In 1945, Stead and Blake wrote that admirers of Le Diable au corps "include the most discriminating of critics." Aldous Huxley is quoted as declaring that Radiguet had attained in his short life a literary control that others required a long career to reach. François Mauriac said that Le Diable au corps is "unretouched and seems shocking, but nothing so resembles cynicism as clairvoyance. No adolescent before Radiguet has delivered to us the secret of that age: we have all falsified it." In his commentary on the Hagakure, Japanese writer Yukio Mishima writes that Le Bal du Comte d'Orgel was "the book that thrilled me most" as a child, and that Radiguet became a sort of adolescent rival for him, as he expected to die equally early in World War II.

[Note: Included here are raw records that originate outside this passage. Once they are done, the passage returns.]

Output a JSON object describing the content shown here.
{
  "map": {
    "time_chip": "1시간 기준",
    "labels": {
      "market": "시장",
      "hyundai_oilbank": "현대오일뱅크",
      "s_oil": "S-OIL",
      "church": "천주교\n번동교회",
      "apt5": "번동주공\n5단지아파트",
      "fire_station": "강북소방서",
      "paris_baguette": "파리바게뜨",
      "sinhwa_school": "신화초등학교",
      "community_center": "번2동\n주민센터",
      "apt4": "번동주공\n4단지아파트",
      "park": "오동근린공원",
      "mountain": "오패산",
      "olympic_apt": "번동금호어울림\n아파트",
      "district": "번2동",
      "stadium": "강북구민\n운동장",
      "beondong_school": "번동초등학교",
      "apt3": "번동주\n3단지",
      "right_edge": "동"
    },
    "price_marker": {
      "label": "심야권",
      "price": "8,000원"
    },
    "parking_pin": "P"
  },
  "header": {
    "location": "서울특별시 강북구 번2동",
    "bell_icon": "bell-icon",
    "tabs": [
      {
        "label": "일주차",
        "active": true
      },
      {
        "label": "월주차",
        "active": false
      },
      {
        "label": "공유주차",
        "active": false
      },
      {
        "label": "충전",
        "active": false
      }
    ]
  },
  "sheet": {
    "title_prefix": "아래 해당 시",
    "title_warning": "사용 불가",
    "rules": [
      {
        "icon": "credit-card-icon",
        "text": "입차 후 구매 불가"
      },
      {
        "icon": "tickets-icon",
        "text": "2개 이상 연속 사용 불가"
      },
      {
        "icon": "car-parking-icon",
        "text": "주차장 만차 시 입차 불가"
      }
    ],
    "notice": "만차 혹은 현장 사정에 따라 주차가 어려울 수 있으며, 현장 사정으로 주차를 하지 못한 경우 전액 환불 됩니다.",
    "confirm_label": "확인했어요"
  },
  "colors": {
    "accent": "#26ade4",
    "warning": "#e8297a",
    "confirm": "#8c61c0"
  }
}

Radiguet left behind plans for a novel based on the life of Charles I, Duke of Orléans. A volume of erotic verse, Vers libres, was published posthumously. The fact of Radiguet's authorship of these poems was not acknowledged by his family, or by Cocteau, for many years. According to the Indiana University Bloomington exhibition Banned Books, which contained an edition of Vers libres with artwork by Rojan, the collection "often mingles innocence and inchoate sexuality. The pornographic poems depict young girls who lose their virginity, indulge in Sapphic behavior in public, or are suggestively chastised by older men." The book was seized by U.S. Customs in 1951.

Radiguet is the last entry in André Gide's Anthologie de la Poèsie Française; Gide selects for inclusion "Amélie" from Devoirs de vacances and "Avec la mort tu te maries..." from Les Joues en feu. A character in Gide's Les Faux-monnayeurs, Léon Ghéridanisol, may have been named after Radiguet, the first three syllables of the character's surname roughly anagramming phonetically to "Radiguet."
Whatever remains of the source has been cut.